Con las magdalenas estoy practicando una estupenda costumbre portuguesa, el "café com bolo": no sé por qué los portugueses son tan golosos, pero allí lo de acompañar el café (negro, negro, mmm!) con un dulce no queda reservado sólo para el desayuno o la merienda, es algo que puedes hacer a lo largo de todo el día, y en todas las cafeterías tienen un mostrador lleno de pastelería variada, muchas veces artesana (un día quiero preparar una entrada sobre los dulces de allí). Como Portugal me queda hoy un poco lejos, me conformo con mis magdalenas y un café preparado en mi pequeño tesoro, mi cafetera italiana de hierro comprada en Lisboa, imposible de encontrar en Madrid (alguien sabe dónde..?).

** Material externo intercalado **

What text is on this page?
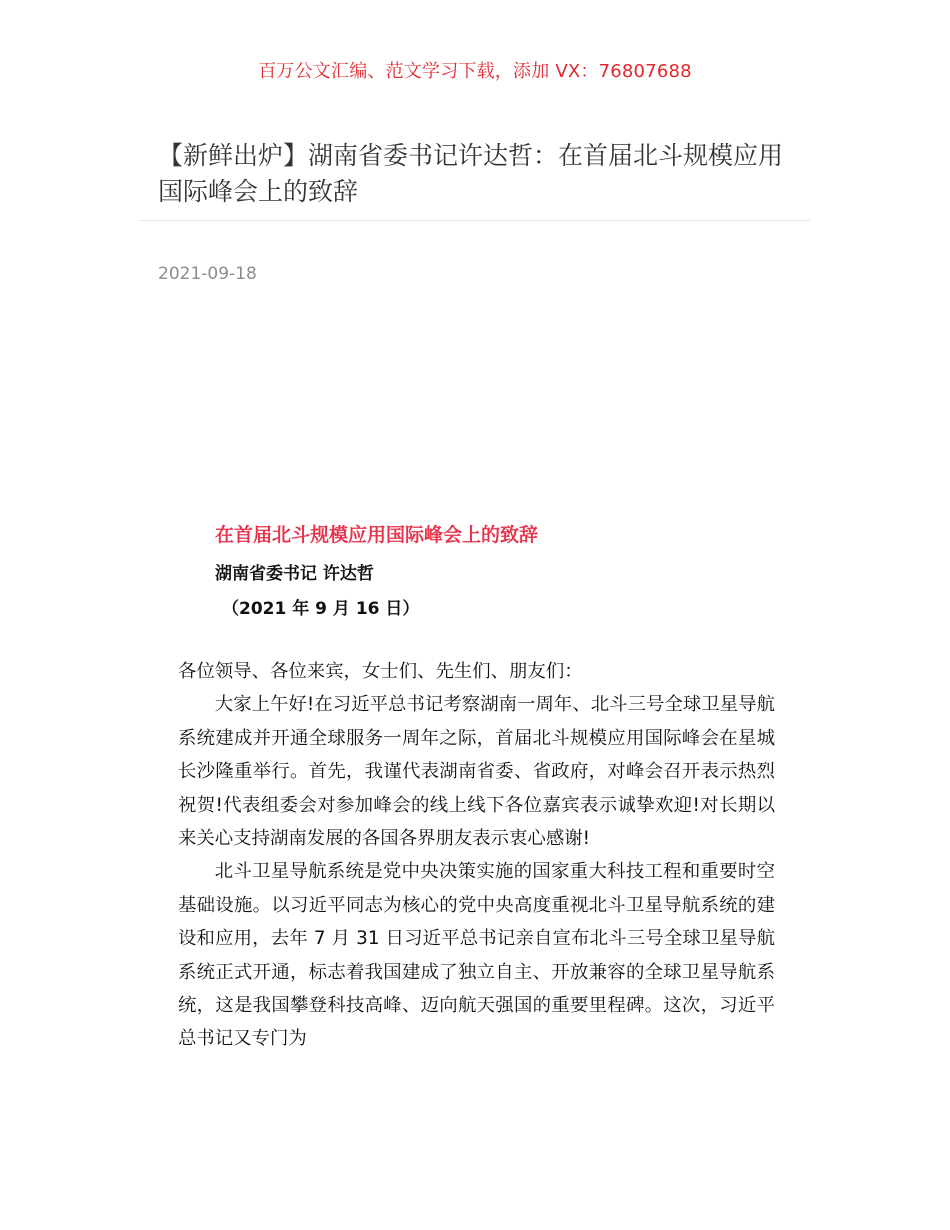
百万公文汇编、范文学习下载，添加 VX：76807688
【新鲜出炉】湖南省委书记许达哲：在首届北斗规模应用国际峰会上的致辞
2021-09-18
在首届北斗规模应用国际峰会上的致辞
湖南省委书记 许达哲
（2021 年 9 月 16 日）

各位领导、各位来宾，女士们、先生们、朋友们：

大家上午好!在习近平总书记考察湖南一周年、北斗三号全球卫星导航系统建成并开通全球服务一周年之际，首届北斗规模应用国际峰会在星城长沙隆重举行。首先，我谨代表湖南省委、省政府，对峰会召开表示热烈祝贺!代表组委会对参加峰会的线上线下各位嘉宾表示诚挚欢迎!对长期以来关心支持湖南发展的各国各界朋友表示衷心感谢!

北斗卫星导航系统是党中央决策实施的国家重大科技工程和重要时空基础设施。以习近平同志为核心的党中央高度重视北斗卫星导航系统的建设和应用，去年 7 月 31 日习近平总书记亲自宣布北斗三号全球卫星导航系统正式开通，标志着我国建成了独立自主、开放兼容的全球卫星导航系统，这是我国攀登科技高峰、迈向航天强国的重要里程碑。这次，习近平总书记又专门为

miércoles, 10 de junio de 2009

Pan blanco "babettiano"

Bueno, cuánto tiempo esperando este momento... después de las clases de Babette hacer pan no es lo mismo, parece que todo lo que has estado haciendo antes en casa era el "preescolar" del panadero y que por fin te has graduado: autolisis, amasado Bertinet (la primera vez que lo logro sin dejar toda la cocina - y a mí misma - llena de masa), porcentaje del panadero... y banetones! Gracias a la diferencia con los panes que he hecho antes me he dado cuenta de la importancia de los detalles, de los tiempos de levado, la manipulación de la masa, el orden en la adición de los ingredientes... Este es el primer resultado:
Es un pan de masa madre blanqueada, harina blanca del Rincón del Segura y sal. Y ya. Y el mejor pan que se haya horneado jamás en mi casa, ¡qué miga!:
Me hubiera gustado probar un greñado distinto, y la base se ha quemado un poco, pero dá igual, qué rico está! El primer trocito, a media mañana, con un poco de chocolate negro, negro... buah!